David: Yes, so key lessons? Don't have oral contracts because if this had been written down in the first place, it probably wouldn't have ended up in this dispute. If there is an oral contract then it is very sensible to write down as soon as possible after the contract is formed what you thought the contract said because that might be really helpful five years later when you are arguing in front of a judge. Rather than saying what you thought you remember, you have got a contemporaneous note. Even better, one that has been sent to the other side at the time - that is going to be helpful. But, if you are going to end up with a contract like this, if something is going to be a real big swing, that £6.5 million was all or nothing wasn't it. If you got £6.49 million you got nothing, you got £6.5 million you won the lottery and got £1.2 million.
Given the importance of that swing, it must be worth emphasising in your contract "yes we really mean that". I think the words the judges use is "if and only if", so it would have only taken three words probably - but I think as drafter we would have probably put a little bit more than that - but make it clear where there is a big difference that that is understood and agreed.
Andrew: And perhaps an express term that says that there are to be no implied terms in the contract because you can't have an implied term to the extent that it contradicts an express term, which was one of the points raised in the Supreme Court.
David: Yes absolutely, and of course traditional estate agents would normally have written terms that would make this all very clear, but of course Mr Barton wasn't an estate agent he was trying to do a deal to recover his money and that is why he fell into this really.
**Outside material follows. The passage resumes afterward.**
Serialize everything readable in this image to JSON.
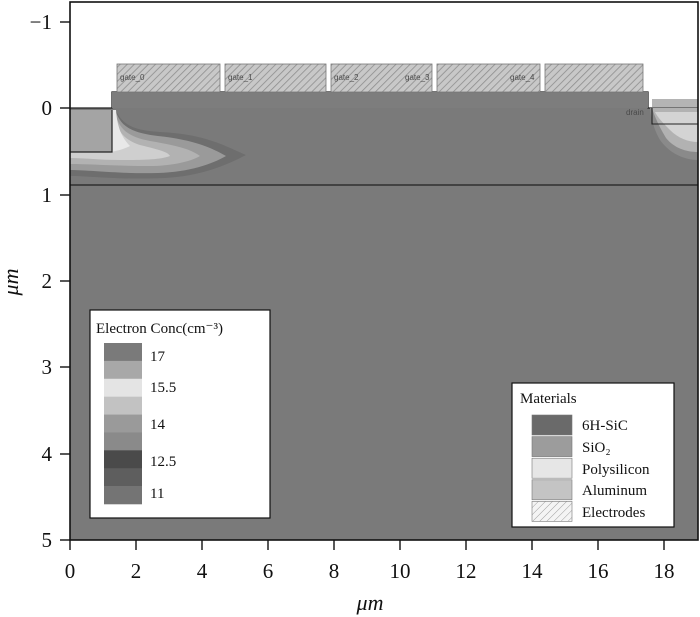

Great well thank you very much listeners. I hope you found that interesting, a useful insight into the thinking of the Courts. It is really interesting in this case that although the Supreme Court agreed with me, that actually two of the Supreme Court's judges didn't, the whole of the Court of Appeal didn't, and that is why if you have got a really important threshold in the contract it is really important to emphasise what happens if it is not met because on a different day of the week, you might have had a different mix of judges who might have come to a different view on this case. Thank you.